Fransız İhtilali’nin İmparatorluklara Etkisi

İhtilal savaşlarıyla birlikte farklı milletler arasında milliyetçilik ve hürriyet fikirleri yayılmış ve bu milletler bağlı oldukları devletlere karşı ayaklanmaya başlamıştır. Fransız İhtilali ile or­taya çıkan bu fikirler; Avusturya-Macaristan, Rusya ve Osmanlı Devleti’nin sosyal ve siyasi hayatlarını etkilemiştir.

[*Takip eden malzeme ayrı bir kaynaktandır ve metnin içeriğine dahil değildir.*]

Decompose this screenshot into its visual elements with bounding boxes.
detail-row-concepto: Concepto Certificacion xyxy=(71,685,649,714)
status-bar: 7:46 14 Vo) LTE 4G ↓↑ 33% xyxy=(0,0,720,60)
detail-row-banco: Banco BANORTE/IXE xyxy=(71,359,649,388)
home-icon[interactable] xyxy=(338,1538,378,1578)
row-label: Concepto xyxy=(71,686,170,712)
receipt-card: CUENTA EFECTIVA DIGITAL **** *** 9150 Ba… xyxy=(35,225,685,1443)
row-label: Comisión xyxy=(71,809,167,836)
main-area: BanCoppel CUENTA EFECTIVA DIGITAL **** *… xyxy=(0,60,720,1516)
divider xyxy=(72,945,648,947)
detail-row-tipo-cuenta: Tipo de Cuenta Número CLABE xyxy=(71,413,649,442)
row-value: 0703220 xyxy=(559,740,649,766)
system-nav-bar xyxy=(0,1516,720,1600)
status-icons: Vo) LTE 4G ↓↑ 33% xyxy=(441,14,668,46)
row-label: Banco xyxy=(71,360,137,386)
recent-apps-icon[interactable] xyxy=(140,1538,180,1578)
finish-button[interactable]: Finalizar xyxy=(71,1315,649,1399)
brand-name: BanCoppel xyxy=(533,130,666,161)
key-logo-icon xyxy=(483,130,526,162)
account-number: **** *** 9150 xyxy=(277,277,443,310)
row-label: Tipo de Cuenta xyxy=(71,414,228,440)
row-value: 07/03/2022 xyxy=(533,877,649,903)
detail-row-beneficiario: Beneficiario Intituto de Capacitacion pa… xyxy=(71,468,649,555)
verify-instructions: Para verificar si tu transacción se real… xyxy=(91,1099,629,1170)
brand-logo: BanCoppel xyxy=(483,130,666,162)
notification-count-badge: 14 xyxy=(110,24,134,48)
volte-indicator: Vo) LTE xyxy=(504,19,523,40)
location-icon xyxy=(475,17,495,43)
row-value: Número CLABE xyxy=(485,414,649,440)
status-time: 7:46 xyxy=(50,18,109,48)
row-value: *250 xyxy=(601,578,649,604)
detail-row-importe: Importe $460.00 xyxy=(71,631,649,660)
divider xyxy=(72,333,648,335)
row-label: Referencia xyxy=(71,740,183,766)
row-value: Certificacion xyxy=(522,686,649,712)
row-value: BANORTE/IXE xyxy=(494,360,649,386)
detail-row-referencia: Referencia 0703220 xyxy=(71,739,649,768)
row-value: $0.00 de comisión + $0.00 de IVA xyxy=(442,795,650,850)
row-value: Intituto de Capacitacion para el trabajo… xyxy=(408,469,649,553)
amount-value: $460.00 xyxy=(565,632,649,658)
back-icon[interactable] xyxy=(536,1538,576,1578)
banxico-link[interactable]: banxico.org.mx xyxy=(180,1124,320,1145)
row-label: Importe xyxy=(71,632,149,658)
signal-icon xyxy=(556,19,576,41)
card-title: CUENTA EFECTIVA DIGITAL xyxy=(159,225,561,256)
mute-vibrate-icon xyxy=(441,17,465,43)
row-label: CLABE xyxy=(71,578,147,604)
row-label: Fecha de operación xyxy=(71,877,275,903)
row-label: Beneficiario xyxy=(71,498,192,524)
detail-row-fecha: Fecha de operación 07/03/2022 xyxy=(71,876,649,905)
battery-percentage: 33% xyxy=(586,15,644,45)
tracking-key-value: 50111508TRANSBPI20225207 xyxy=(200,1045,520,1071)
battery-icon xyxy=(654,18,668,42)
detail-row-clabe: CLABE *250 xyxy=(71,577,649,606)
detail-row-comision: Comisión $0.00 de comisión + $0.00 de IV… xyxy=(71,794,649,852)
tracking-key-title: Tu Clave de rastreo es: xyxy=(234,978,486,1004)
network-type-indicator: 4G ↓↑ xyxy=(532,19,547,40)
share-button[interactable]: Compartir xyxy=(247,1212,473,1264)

Avusturya-Macaristan İmparatorluğu’na Etkisi

Avusturya-Macaristan İmparatorluğu; farklı milletlerin bir arada yaşadığı toplumsal bir yapıya sahiptir. Aynı zamanda Meternik mutlakiyetçi yönetimi altındadır. Bu nedenle Fransız İhtilali’nden fazlasıyla etkilenmiştir.

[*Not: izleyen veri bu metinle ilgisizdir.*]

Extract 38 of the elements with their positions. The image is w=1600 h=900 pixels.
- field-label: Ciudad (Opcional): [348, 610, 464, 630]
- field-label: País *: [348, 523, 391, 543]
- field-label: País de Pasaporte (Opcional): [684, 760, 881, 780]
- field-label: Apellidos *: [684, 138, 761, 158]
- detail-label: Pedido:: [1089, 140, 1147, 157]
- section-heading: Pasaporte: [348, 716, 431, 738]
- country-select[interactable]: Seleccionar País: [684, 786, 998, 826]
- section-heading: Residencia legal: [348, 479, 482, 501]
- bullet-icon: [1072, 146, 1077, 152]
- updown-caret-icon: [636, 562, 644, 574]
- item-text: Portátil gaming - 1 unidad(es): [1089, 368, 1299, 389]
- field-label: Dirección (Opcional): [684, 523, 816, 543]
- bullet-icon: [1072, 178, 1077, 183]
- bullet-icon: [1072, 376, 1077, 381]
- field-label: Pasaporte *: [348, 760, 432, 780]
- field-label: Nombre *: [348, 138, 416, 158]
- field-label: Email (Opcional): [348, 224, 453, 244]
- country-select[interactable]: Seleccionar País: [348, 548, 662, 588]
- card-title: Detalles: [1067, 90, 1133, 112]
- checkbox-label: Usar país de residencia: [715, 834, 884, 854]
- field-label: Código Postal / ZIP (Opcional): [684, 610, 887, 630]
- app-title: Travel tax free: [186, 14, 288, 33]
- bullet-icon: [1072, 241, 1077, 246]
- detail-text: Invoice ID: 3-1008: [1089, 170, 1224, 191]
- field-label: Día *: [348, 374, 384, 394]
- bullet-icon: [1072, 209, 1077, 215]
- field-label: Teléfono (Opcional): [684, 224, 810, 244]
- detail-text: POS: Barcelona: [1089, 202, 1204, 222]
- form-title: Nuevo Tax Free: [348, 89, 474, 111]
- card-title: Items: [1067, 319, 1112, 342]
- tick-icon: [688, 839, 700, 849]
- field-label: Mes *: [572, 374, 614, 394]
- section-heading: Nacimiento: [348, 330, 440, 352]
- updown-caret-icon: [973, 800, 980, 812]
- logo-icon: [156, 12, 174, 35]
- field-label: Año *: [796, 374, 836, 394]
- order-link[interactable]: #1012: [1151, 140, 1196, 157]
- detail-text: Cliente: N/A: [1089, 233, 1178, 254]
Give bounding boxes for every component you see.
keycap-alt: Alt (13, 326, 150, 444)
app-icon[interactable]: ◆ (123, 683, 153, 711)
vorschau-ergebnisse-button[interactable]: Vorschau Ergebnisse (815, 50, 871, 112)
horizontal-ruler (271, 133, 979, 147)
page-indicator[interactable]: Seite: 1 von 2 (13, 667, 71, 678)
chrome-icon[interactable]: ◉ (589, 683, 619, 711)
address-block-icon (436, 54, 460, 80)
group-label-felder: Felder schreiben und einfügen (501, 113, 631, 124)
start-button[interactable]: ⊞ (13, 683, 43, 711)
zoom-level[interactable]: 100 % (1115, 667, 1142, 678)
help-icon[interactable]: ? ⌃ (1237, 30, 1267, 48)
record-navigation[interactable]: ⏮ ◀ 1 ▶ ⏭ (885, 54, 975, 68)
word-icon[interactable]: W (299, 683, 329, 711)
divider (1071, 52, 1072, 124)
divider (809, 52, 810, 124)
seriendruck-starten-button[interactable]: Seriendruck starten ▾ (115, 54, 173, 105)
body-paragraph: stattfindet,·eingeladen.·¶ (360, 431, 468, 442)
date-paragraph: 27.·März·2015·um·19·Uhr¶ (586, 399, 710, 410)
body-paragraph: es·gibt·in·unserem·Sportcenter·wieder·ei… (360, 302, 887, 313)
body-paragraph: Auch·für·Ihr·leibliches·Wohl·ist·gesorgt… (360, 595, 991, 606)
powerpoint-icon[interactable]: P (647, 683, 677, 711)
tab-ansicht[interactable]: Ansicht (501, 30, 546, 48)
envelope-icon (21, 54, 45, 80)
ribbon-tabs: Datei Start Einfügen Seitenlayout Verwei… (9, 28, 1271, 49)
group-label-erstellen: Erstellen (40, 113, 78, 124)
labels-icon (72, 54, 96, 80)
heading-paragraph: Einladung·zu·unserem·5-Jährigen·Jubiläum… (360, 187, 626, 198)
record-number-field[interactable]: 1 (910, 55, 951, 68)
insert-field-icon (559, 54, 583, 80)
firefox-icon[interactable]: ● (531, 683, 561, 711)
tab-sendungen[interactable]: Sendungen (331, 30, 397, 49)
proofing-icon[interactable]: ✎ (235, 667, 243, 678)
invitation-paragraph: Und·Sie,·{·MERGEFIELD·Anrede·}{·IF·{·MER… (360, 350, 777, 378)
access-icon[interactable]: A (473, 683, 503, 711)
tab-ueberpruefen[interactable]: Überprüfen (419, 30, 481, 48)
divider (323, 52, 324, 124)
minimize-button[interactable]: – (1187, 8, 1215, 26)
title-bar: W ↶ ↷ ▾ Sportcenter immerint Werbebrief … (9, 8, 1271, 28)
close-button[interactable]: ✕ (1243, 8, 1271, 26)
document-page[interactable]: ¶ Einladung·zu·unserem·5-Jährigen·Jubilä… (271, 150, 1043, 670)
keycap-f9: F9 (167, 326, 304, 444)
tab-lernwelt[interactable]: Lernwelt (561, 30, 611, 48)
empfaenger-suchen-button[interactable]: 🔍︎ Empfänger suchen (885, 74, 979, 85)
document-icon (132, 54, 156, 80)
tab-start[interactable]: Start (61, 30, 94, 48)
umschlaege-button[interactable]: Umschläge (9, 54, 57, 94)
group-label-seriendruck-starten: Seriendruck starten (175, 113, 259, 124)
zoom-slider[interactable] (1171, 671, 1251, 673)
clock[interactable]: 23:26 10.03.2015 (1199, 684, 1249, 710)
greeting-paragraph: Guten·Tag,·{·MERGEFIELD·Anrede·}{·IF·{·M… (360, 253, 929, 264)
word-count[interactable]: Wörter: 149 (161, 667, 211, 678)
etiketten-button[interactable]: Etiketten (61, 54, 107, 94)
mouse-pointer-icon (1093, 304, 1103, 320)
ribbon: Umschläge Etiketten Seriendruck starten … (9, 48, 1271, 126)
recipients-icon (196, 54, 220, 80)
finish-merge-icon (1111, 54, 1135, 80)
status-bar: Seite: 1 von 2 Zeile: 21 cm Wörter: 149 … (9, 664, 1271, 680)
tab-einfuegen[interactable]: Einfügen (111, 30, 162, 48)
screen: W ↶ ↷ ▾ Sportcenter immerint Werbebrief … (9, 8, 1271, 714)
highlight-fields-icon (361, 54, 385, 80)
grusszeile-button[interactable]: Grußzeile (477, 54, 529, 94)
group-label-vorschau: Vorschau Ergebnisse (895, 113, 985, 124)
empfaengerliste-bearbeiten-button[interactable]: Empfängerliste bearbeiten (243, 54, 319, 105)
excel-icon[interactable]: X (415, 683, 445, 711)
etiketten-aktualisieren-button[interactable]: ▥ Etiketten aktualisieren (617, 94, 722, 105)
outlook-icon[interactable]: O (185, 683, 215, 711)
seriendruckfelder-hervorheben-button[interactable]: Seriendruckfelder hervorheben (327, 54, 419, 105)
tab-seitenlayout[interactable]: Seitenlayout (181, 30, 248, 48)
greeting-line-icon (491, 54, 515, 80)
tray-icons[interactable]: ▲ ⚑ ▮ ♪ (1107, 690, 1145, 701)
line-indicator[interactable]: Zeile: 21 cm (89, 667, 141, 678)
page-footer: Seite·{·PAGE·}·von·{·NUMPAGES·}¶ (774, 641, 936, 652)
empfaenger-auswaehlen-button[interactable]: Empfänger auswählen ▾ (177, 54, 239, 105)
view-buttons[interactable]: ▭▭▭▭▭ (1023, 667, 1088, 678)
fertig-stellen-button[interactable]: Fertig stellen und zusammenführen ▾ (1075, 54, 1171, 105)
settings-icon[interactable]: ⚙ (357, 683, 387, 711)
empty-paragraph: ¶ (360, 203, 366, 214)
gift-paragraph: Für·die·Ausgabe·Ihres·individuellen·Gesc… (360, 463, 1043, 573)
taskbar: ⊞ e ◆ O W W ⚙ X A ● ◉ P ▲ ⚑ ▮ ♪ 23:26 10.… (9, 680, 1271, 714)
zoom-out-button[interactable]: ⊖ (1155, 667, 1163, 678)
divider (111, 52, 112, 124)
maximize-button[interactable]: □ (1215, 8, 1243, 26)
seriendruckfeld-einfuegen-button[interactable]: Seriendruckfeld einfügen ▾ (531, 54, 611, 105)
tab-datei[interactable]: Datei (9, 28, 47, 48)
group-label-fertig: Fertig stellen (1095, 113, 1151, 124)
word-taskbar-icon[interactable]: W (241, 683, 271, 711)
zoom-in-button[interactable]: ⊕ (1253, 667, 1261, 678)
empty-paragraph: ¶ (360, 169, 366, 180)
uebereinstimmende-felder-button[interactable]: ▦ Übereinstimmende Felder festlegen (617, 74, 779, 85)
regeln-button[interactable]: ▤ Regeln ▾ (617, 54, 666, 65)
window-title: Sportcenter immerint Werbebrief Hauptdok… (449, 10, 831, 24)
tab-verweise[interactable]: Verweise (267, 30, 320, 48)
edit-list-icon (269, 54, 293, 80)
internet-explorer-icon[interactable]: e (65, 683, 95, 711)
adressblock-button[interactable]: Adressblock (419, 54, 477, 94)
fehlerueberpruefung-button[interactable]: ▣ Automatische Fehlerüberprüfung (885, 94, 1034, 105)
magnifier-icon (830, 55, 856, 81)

1848 yılındaki olaylarda özgürlük düşüncesinin etkisiyle ülkede mutlakıyetin kaldırılması istenmiştir. Avusturya’da halk, ilk defa 1848’de Viyana’da anayasa için ayak­lanmış ve Meternik İngiltere’ye kaçmıştır.

Viyana’da toplanan Kurucu Meclis, feodal düzenin vergilerini kaldırmış ve sosyal eşitliği ilan etmiştir. Avusturya imparatoru, Viyana’yı işgal ederek meclisi dağıtmayı başarmıştır. Bundan sonra olaylar Avusturya egemenliği altında bulunan ulusların bağımsızlık isyanlarına dönüşmüştür. Bun­lardan en önemlisi Macarların bağımsızlık hareketi olmuştur.

Macarlar bağımsızlık elde etmişlerdir. Avusturya, Macarların bağımsızlık hareketine tepki gösteren Rusya ile iş birliği yaparak 1849’da Macaristan’a girmiş ve Macaristan yeniden Avusturya’ya bağlanmıştır.

📚EK BİLGİ: Macar İsyanı’nın bastırılmasından sonra bağımsızlık taraftarlarından bir kısmı Osmanlı Devleti’ne sığınmıştır. Rusya’nın bastırdığı Lehistan İsyanı’ndan kaçan Lehler de Osmanlı Devleti’ne sığınmıştır. Bu mültecilerin Avusturya ve Rusya tarafından Osmanlı Devleti’nden geri istenmesi ve Osmanlı Devleti’nin bu talebi reddetmesi ile “mülteciler sorunu” ortaya çıkmıştır.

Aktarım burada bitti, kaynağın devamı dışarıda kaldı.